The Royal Bank of Scotland has turned part of its headquarters at Gogarburn into a foodbank distribution centre as part of the project, which prompted this memorable front page from the Evening News on Friday.

The Evening News and The Scotsman are also part of the effort to make sure people who are struggling for essentials do not have to go without.

Malcolm Buchanan, chair of RBS’s Scotland board, said: “This is a challenging time for everyone in Scotland and we are delighted to work with The Scotsman, Edinburgh Evening News, the Trussell Trust and Social Bite to help make a difference to some of the most vulnerable people in our communities.

“This is a time when everyone can work together to help support each other and we are calling on the public and companies who have the time or the resource and to get involved.

“Our Gogarburn conference centre will become a temporary food distribution centre for the Trussell Trust and Social Bite, with many of our colleagues volunteering their time to support and help these groups reach as many deserving people and families as possible.”

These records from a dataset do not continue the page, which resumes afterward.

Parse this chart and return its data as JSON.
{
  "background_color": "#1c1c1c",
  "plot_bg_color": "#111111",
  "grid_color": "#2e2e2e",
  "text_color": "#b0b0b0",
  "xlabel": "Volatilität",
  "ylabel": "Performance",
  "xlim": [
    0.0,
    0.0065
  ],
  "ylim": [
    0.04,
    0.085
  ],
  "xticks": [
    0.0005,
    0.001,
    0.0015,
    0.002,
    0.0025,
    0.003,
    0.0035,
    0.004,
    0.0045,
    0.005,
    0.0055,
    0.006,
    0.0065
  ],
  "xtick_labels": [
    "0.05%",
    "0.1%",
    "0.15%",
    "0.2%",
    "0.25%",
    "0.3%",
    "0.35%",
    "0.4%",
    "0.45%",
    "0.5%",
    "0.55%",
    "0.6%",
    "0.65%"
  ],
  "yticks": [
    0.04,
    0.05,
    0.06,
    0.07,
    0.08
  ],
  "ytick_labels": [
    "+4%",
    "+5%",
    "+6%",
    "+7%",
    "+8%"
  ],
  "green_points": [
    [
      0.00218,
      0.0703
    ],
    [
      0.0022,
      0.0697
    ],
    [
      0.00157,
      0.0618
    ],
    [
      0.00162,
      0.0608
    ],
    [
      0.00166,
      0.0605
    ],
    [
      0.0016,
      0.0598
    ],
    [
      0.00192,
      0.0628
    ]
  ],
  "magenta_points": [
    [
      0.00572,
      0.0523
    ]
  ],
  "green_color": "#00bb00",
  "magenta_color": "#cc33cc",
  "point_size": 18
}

Items needed by the Trussell Trust’s foodbanks and Social Bite include: cereal, tinned soup, dried pasta, rice, tinned tomatoes/pasta sauce, tinned or dried lentils, beans and pulses, tinned meat, tinned fruit and vegetables, cereal bars, crackers and biscuits, tea and coffee, long-life milk and fruit juice, pet food, soap, hand wash, gloves, masks, toilet rolls and other toiletries.

The distribution centre will be open 7am-7pm every day with a drive-in donation system for businesses to drop off goods. The volunteers staffing it will be kitted out with personal proactive equipment to ensure their own safety and that of others.

However, donations from the public cannot be accepted at Gogarburn because of social distancing rules. People are urged to donate instead at existing supermarket collection points.